Fue
el olor a castañas asadas lo que hizo aflorar a su pensamiento otros otoños,
otros fríos, otro tiempo. Fue el humo grisáceo envolviendo los contornos de la
plaza lo que la transportó a aquella tarde de dorondón, cuando el humo y la
niebla se disputaban el espacio, cuando el mundo parecía haberse reducido a los
pocos metros que alcanzaba la vista. Más allá todo quedaba velado y las
personas surgían de aquel universo indefinido como espectros fantasmales, incluso
parecía que se movían con dificultad, como si la bruma les impidiera avanzar.

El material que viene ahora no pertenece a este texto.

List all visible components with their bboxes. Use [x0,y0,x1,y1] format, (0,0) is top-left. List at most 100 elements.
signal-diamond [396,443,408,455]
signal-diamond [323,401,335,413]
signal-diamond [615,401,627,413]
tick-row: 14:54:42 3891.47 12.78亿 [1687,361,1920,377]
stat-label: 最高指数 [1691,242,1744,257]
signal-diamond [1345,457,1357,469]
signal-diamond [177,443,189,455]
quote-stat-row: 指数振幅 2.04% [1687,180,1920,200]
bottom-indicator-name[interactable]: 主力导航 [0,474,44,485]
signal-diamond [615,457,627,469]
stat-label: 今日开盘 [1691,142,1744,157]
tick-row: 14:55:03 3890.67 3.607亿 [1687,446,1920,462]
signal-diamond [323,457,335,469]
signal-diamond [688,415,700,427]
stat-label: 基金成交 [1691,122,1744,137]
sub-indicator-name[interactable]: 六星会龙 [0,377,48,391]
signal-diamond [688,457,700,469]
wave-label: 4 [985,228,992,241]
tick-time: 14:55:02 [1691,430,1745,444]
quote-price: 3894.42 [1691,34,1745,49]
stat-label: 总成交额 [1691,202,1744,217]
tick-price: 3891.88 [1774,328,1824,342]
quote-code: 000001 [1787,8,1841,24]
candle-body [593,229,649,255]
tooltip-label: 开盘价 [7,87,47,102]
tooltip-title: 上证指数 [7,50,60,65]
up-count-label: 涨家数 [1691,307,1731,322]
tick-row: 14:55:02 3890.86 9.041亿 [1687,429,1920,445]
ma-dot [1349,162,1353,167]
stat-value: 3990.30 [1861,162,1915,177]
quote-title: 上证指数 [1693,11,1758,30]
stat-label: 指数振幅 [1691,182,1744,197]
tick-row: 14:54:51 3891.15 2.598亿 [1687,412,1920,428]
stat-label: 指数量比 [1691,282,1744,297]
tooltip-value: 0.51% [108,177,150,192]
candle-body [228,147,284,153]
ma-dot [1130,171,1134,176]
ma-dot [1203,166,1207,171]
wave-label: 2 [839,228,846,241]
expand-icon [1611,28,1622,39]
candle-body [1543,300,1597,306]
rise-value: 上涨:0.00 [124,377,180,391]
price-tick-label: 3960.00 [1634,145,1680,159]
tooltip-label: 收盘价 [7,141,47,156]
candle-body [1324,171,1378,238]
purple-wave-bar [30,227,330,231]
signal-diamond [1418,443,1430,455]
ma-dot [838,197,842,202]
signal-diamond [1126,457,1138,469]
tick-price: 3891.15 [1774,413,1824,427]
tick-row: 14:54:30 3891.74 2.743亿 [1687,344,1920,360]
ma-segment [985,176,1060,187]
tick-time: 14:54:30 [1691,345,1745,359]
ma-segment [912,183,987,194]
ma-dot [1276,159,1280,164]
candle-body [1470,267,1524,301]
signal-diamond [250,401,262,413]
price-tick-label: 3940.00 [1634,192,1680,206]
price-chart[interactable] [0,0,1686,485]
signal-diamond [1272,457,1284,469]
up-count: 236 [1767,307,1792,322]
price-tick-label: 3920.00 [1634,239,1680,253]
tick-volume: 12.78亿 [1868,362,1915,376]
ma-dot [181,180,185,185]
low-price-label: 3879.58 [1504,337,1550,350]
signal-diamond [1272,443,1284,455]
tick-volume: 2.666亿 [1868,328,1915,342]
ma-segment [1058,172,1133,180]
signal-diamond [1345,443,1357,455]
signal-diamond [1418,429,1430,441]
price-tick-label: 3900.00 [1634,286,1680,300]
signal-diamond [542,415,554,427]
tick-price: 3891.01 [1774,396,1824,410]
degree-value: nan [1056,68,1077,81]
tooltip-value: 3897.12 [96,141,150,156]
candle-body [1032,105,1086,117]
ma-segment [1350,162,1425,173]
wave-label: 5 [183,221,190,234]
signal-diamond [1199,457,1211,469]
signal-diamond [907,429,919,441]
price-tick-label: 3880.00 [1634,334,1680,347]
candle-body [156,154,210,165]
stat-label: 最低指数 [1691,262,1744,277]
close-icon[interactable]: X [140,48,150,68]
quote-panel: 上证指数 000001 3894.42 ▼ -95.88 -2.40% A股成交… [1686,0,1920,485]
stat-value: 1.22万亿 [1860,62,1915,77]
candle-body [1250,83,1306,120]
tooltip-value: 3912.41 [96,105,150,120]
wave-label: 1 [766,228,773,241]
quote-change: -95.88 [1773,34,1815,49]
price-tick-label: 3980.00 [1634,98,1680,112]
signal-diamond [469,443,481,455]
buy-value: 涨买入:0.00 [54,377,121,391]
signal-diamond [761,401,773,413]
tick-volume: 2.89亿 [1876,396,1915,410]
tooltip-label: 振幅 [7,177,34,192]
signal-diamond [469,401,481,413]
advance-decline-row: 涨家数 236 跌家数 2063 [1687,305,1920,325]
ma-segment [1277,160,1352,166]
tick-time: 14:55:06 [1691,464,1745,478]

La niña agarró con fuerza la mano de su tía y siguió caminando a su lado, muy
pegada a su costado, como si el contacto de sus cuerpos la protegiera de
cualquier peligro que pudiera emerger de aquella extraña cortina natural. Caminaron
despacio, atravesando el velo húmedo, la imagen le recordaba sus juegos ante el espejo cuando con el vaho de su respiración caliente formaba una nube en la que se miraba sin verse. Al llegar a la plaza de la Iglesia se oyó
el toque de misa y, aunque el reloj no se veía, dieron la vuelta porque era la hora
de regresar a casa. Fueron éstos, y otros, los recuerdos que la emocionaron al
paso por la vendedora de castañas, al sentir el olor de la candela y ver el
chisporroteo que brotaba por la boca del cañón de hojalata. Atraída por una
fuerza irresistible se acercó al puesto. El calor que desprendía el cucurucho
de papel de estraza calentó sus manos y sintió que su corazón latía con más
fuerza provocándole una inmensa satisfacción. A su lado, como en otros otoños,
su tía caminaba protegiéndola de cualquier amenaza.